Vikings from the 10th century that only made it as far south as Labrador? Why not include Aztecs from the dawn of time and some dinosaurs thrown in as well?
Or Redline, that
Features the personal exotic car collection of the producer, real estate investor Daniel Sadek.
Sure, I’m just an old fart complaining about these young’uns and their crummy preferences.
We did see Disturbia which is promoted as a modern Rear Window.

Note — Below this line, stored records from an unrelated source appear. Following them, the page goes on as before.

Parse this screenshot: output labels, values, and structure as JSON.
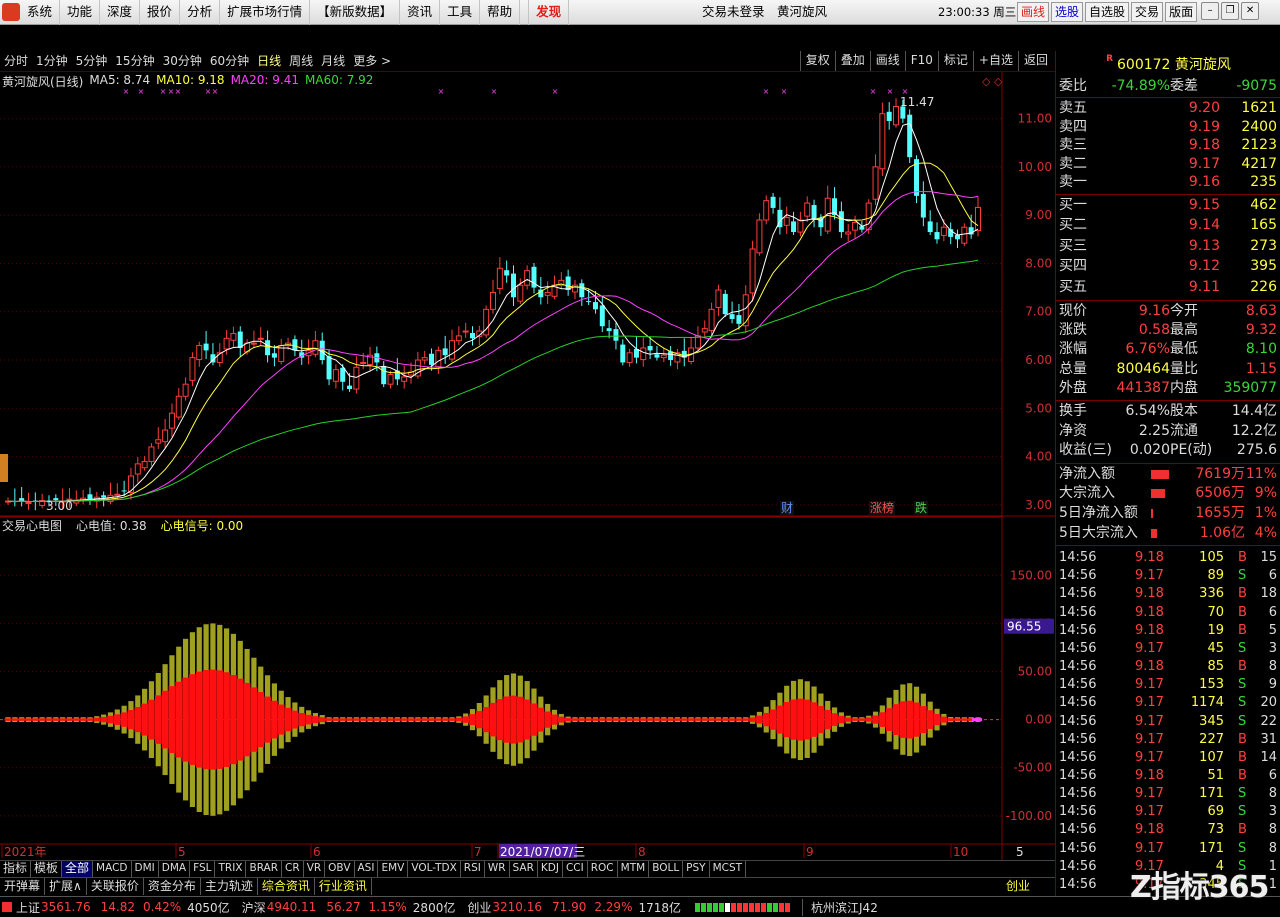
{
  "menu": {
    "items": [
      "系统",
      "功能",
      "深度",
      "报价",
      "分析",
      "扩展市场行情",
      "【新版数据】",
      "资讯",
      "工具",
      "帮助"
    ],
    "faxian": "发现",
    "center_title": "交易未登录　黄河旋风",
    "clock": "23:00:33 周三",
    "right_buttons": [
      "画线",
      "选股",
      "自选股",
      "交易",
      "版面"
    ]
  },
  "period_tabs": {
    "items": [
      "分时",
      "1分钟",
      "5分钟",
      "15分钟",
      "30分钟",
      "60分钟",
      "日线",
      "周线",
      "月线",
      "更多 >"
    ],
    "active": "日线",
    "right": [
      "复权",
      "叠加",
      "画线",
      "F10",
      "标记",
      "+自选",
      "返回"
    ]
  },
  "stock_header": {
    "name": "黄河旋风(日线)",
    "ma5": "MA5: 8.74",
    "ma10": "MA10: 9.18",
    "ma20": "MA20: 9.41",
    "ma60": "MA60: 7.92"
  },
  "sub_header": {
    "name": "交易心电图",
    "v1": "心电值: 0.38",
    "v2": "心电信号: 0.00"
  },
  "chart_data": [
    {
      "type": "candlestick",
      "title": "黄河旋风(日线)",
      "y_axis_labels": [
        "11.00",
        "10.00",
        "9.00",
        "8.00",
        "7.00",
        "6.00",
        "5.00",
        "4.00",
        "3.00"
      ],
      "ylim": [
        2.75,
        11.55
      ],
      "x_axis_labels": [
        "2021年",
        "5",
        "6",
        "7",
        "2021/07/07/三",
        "8",
        "9",
        "10"
      ],
      "annotations": {
        "high": "11.47",
        "low": "3.00",
        "events": [
          "财",
          "涨榜",
          "跌"
        ]
      },
      "colors": {
        "up": "#ff3c3c",
        "down": "#54ffff",
        "ma5": "#ffffff",
        "ma10": "#ffff3c",
        "ma20": "#ff40ff",
        "ma60": "#28d028"
      },
      "close": [
        3.08,
        3.06,
        3.09,
        3.05,
        3.07,
        3.09,
        3.06,
        3.1,
        3.08,
        3.12,
        3.1,
        3.14,
        3.12,
        3.16,
        3.15,
        3.2,
        3.22,
        3.3,
        3.6,
        3.85,
        3.9,
        4.2,
        4.35,
        4.55,
        4.9,
        5.25,
        5.5,
        6.05,
        6.3,
        6.2,
        5.95,
        6.15,
        6.45,
        6.55,
        6.25,
        6.35,
        6.35,
        6.45,
        6.1,
        6.05,
        6.3,
        6.35,
        6.2,
        6.05,
        6.2,
        6.4,
        6.0,
        5.6,
        5.8,
        5.55,
        5.4,
        5.85,
        5.95,
        6.1,
        5.95,
        5.5,
        5.7,
        5.6,
        5.65,
        5.75,
        6.0,
        6.05,
        5.9,
        6.2,
        6.1,
        6.4,
        6.5,
        6.6,
        6.45,
        6.6,
        7.05,
        7.4,
        7.9,
        7.75,
        7.3,
        7.55,
        7.85,
        7.5,
        7.3,
        7.4,
        7.55,
        7.65,
        7.45,
        7.55,
        7.3,
        7.2,
        7.05,
        6.7,
        6.6,
        6.4,
        5.95,
        6.15,
        6.05,
        6.25,
        6.2,
        6.05,
        6.1,
        6.0,
        6.15,
        6.05,
        6.25,
        6.5,
        6.65,
        7.05,
        7.45,
        6.95,
        6.85,
        6.75,
        7.35,
        8.3,
        8.9,
        9.3,
        9.15,
        8.75,
        8.95,
        8.65,
        8.9,
        9.25,
        8.9,
        8.75,
        9.35,
        9.0,
        8.65,
        8.65,
        8.85,
        8.7,
        9.25,
        10.0,
        11.1,
        10.95,
        11.25,
        11.0,
        10.2,
        9.4,
        8.95,
        8.65,
        8.5,
        8.75,
        8.55,
        8.5,
        8.75,
        8.6,
        9.16
      ],
      "series": [
        {
          "name": "MA5"
        },
        {
          "name": "MA10"
        },
        {
          "name": "MA20"
        },
        {
          "name": "MA60"
        }
      ]
    },
    {
      "type": "bar",
      "title": "交易心电图",
      "y_axis_labels": [
        "150.00",
        "100.00",
        "50.00",
        "0.00",
        "-50.00",
        "-100.00"
      ],
      "ylim": [
        -122,
        195
      ],
      "current_value": "96.55",
      "colors": {
        "inner": "#ff1010",
        "outer": "#a0a020"
      }
    }
  ],
  "right_panel": {
    "code": "600172",
    "name": "黄河旋风",
    "weibi": {
      "label": "委比",
      "value": "-74.89%",
      "label2": "委差",
      "value2": "-9075"
    },
    "asks": [
      {
        "l": "卖五",
        "p": "9.20",
        "v": "1621"
      },
      {
        "l": "卖四",
        "p": "9.19",
        "v": "2400"
      },
      {
        "l": "卖三",
        "p": "9.18",
        "v": "2123"
      },
      {
        "l": "卖二",
        "p": "9.17",
        "v": "4217"
      },
      {
        "l": "卖一",
        "p": "9.16",
        "v": "235"
      }
    ],
    "bids": [
      {
        "l": "买一",
        "p": "9.15",
        "v": "462"
      },
      {
        "l": "买二",
        "p": "9.14",
        "v": "165"
      },
      {
        "l": "买三",
        "p": "9.13",
        "v": "273"
      },
      {
        "l": "买四",
        "p": "9.12",
        "v": "395"
      },
      {
        "l": "买五",
        "p": "9.11",
        "v": "226"
      }
    ],
    "stats1": [
      [
        "现价",
        "9.16",
        "今开",
        "8.63"
      ],
      [
        "涨跌",
        "0.58",
        "最高",
        "9.32"
      ],
      [
        "涨幅",
        "6.76%",
        "最低",
        "8.10"
      ],
      [
        "总量",
        "800464",
        "量比",
        "1.15"
      ],
      [
        "外盘",
        "441387",
        "内盘",
        "359077"
      ]
    ],
    "stats2": [
      [
        "换手",
        "6.54%",
        "股本",
        "14.4亿"
      ],
      [
        "净资",
        "2.25",
        "流通",
        "12.2亿"
      ],
      [
        "收益(三)",
        "0.020",
        "PE(动)",
        "275.6"
      ]
    ],
    "flows": [
      {
        "l": "净流入额",
        "v": "7619万",
        "p": "11%",
        "w": 0.11
      },
      {
        "l": "大宗流入",
        "v": "6506万",
        "p": "9%",
        "w": 0.09
      },
      {
        "l": "5日净流入额",
        "v": "1655万",
        "p": "1%",
        "w": 0.01
      },
      {
        "l": "5日大宗流入",
        "v": "1.06亿",
        "p": "4%",
        "w": 0.04
      }
    ],
    "ticks": [
      [
        "14:56",
        "9.18",
        "105",
        "B",
        "15"
      ],
      [
        "14:56",
        "9.17",
        "89",
        "S",
        "6"
      ],
      [
        "14:56",
        "9.18",
        "336",
        "B",
        "18"
      ],
      [
        "14:56",
        "9.18",
        "70",
        "B",
        "6"
      ],
      [
        "14:56",
        "9.18",
        "19",
        "B",
        "5"
      ],
      [
        "14:56",
        "9.17",
        "45",
        "S",
        "3"
      ],
      [
        "14:56",
        "9.18",
        "85",
        "B",
        "8"
      ],
      [
        "14:56",
        "9.17",
        "153",
        "S",
        "9"
      ],
      [
        "14:56",
        "9.17",
        "1174",
        "S",
        "20"
      ],
      [
        "14:56",
        "9.17",
        "345",
        "S",
        "22"
      ],
      [
        "14:56",
        "9.17",
        "227",
        "B",
        "31"
      ],
      [
        "14:56",
        "9.17",
        "107",
        "B",
        "14"
      ],
      [
        "14:56",
        "9.18",
        "51",
        "B",
        "6"
      ],
      [
        "14:56",
        "9.17",
        "171",
        "S",
        "8"
      ],
      [
        "14:56",
        "9.17",
        "69",
        "S",
        "3"
      ],
      [
        "14:56",
        "9.18",
        "73",
        "B",
        "8"
      ],
      [
        "14:56",
        "9.17",
        "171",
        "S",
        "8"
      ],
      [
        "14:56",
        "9.17",
        "4",
        "S",
        "1"
      ],
      [
        "14:56",
        "9.17",
        "345",
        "S",
        "1"
      ]
    ]
  },
  "indicator_tabs": [
    "指标",
    "模板",
    "全部",
    "MACD",
    "DMI",
    "DMA",
    "FSL",
    "TRIX",
    "BRAR",
    "CR",
    "VR",
    "OBV",
    "ASI",
    "EMV",
    "VOL-TDX",
    "RSI",
    "WR",
    "SAR",
    "KDJ",
    "CCI",
    "ROC",
    "MTM",
    "BOLL",
    "PSY",
    "MCST"
  ],
  "bottom_tabs": [
    "开弹幕",
    "扩展∧",
    "关联报价",
    "资金分布",
    "主力轨迹",
    "综合资讯",
    "行业资讯"
  ],
  "bottom_right": "创业",
  "status": {
    "sh_label": "上证",
    "sh": "3561.76",
    "sh_chg": "14.82",
    "sh_pct": "0.42%",
    "sh_amt": "4050亿",
    "sz_label": "沪深",
    "sz": "4940.11",
    "sz_chg": "56.27",
    "sz_pct": "1.15%",
    "sz_amt": "2800亿",
    "cy_label": "创业",
    "cy": "3210.16",
    "cy_chg": "71.90",
    "cy_pct": "2.29%",
    "cy_amt": "1718亿",
    "location": "杭州滨江J42"
  },
  "brand": {
    "text": "指标365",
    "mark": "Z"
  }
}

It certainly is not a modern Rear Window but we enjoyed it. David Morse is the Raymond Burr character and he does a wonderful job with his quiet menace — a character feature in which he has seemed to refine into a career. The James Stewart and Grace Kelly stand ins are entirely different from Rear Window but are adequate for the movie. Disturbia has none of the complexity of the original, where the residents that all share the square Stewart looks out on all reflect some element of the Stewart/Kelly relationship.
This movie spends too much time on teenage angst. Of course, I’m a little beyond this kind of angst and appreciated the time Hitchcock spent developing the other characters through Stewart’s eyes. None of that in Disturbia, where almost everyone is dismissed as part of suburban mediocrity. All the more time to spend on lingering over her body.

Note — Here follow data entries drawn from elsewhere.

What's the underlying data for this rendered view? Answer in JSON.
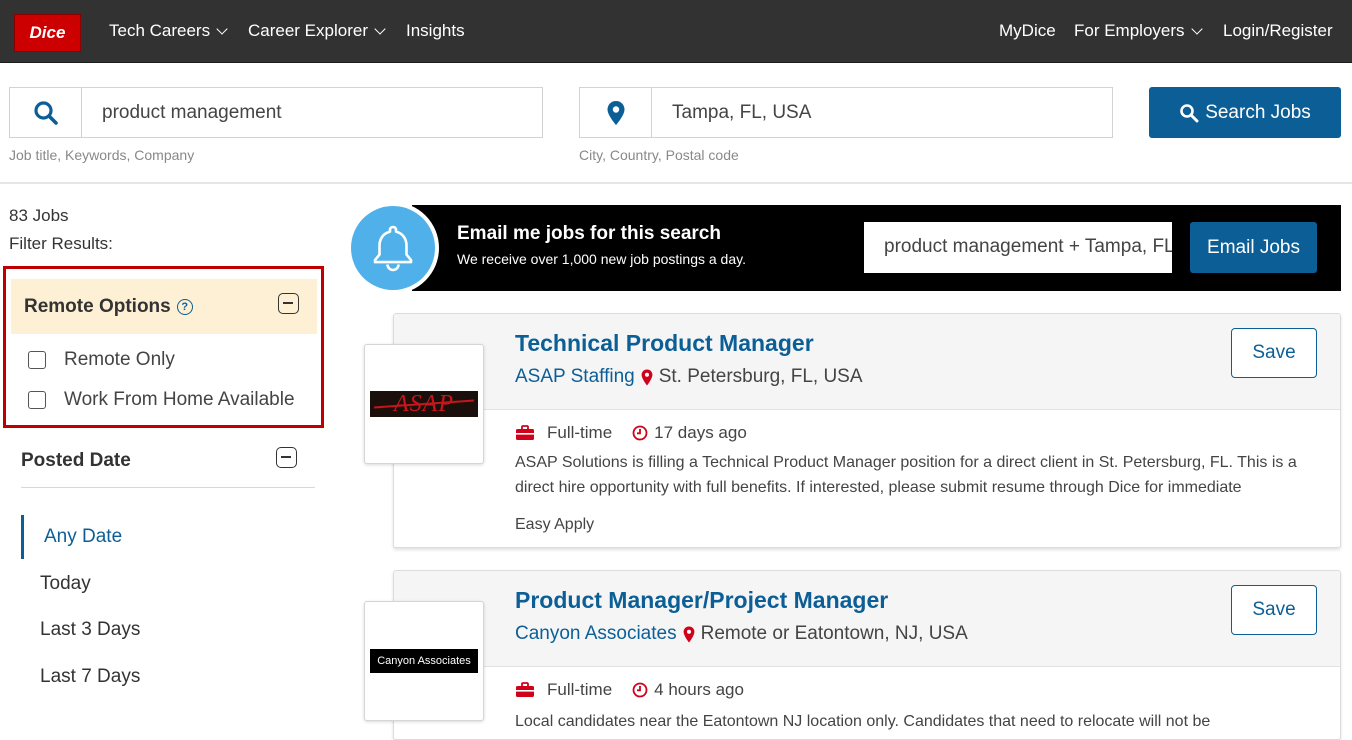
{
  "nav": {
    "logo_text": "Dice",
    "items": [
      {
        "label": "Tech Careers",
        "dropdown": true
      },
      {
        "label": "Career Explorer",
        "dropdown": true
      },
      {
        "label": "Insights",
        "dropdown": false
      }
    ],
    "right_items": [
      {
        "label": "MyDice",
        "dropdown": false
      },
      {
        "label": "For Employers",
        "dropdown": true
      },
      {
        "label": "Login/Register",
        "dropdown": false
      }
    ]
  },
  "search": {
    "keyword_value": "product management",
    "keyword_help": "Job title, Keywords, Company",
    "location_value": "Tampa, FL, USA",
    "location_help": "City, Country, Postal code",
    "button_label": "Search Jobs"
  },
  "results": {
    "count_label": "83 Jobs",
    "filter_label": "Filter Results:"
  },
  "filters": {
    "remote": {
      "title": "Remote Options",
      "options": [
        {
          "label": "Remote Only",
          "checked": false
        },
        {
          "label": "Work From Home Available",
          "checked": false
        }
      ]
    },
    "posted_date": {
      "title": "Posted Date",
      "options": [
        "Any Date",
        "Today",
        "Last 3 Days",
        "Last 7 Days"
      ],
      "selected": "Any Date"
    }
  },
  "email_banner": {
    "title": "Email me jobs for this search",
    "subtitle": "We receive over 1,000 new job postings a day.",
    "input_value": "product management + Tampa, FL, USA",
    "button_label": "Email Jobs"
  },
  "jobs": [
    {
      "title": "Technical Product Manager",
      "company": "ASAP Staffing",
      "location": "St. Petersburg, FL, USA",
      "logo_text": "ASAP",
      "employment": "Full-time",
      "posted": "17 days ago",
      "description": "ASAP Solutions is filling a Technical Product Manager position for a direct client in St. Petersburg, FL. This is a direct hire opportunity with full benefits. If interested, please submit resume through Dice for immediate",
      "easy_apply": "Easy Apply",
      "save_label": "Save"
    },
    {
      "title": "Product Manager/Project Manager",
      "company": "Canyon Associates",
      "location": "Remote or Eatontown, NJ, USA",
      "logo_text": "Canyon Associates",
      "employment": "Full-time",
      "posted": "4 hours ago",
      "description": "Local candidates near the Eatontown NJ location only. Candidates that need to relocate will not be",
      "save_label": "Save"
    }
  ],
  "colors": {
    "brand_red": "#cc0000",
    "primary_blue": "#0c5f96",
    "nav_bg": "#323232",
    "highlight_border": "#c00000",
    "filter_head_bg": "#fdf0d5",
    "bell_blue": "#4fb0ea",
    "pin_red": "#d0021b"
  }
}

Sure — young, slim, pretty. But I prefer complex characters. Yes, I am an old fart.
Sharon Olds describes the shock of finding one’s self suddenly aged — not aging but already there. And the shock of contrast with the young. Perhaps that is my real objection to the movie.
35/10 — from Strike Sparks: Selected Poems 1980-2002, by Sharon Olds
Brushing out our daughter’s brown
silken hair before the mirror
I see the grey gleaming on my head,
the silver-haired servant behind her. Why is it
just as we begin to go
they begin to arrive, the fold in my neck
clarifying as the fine bones of her
hips sharpen? As my skin shows
its dry pitting, she opens like a moist
precise flower on the tip of a cactus;
as my last chances to bear a child
are falling through my body, the duds among them,
her full purse of eggs, round and
firm as hard-boiled yolks, is about
to snap its clasp. I brush her tangled
fragrant hair at bedtime. It’s an old
story—the oldest we have on our planet—
the story of replacement.
Sunday
Rain and wind finally clearing late in the day. The low tonight is 50 degrees cooler than the high on Saturday. We rarely see such dramatic temperature changes. Too much moisture in the air to accommodate that kind of temperature change.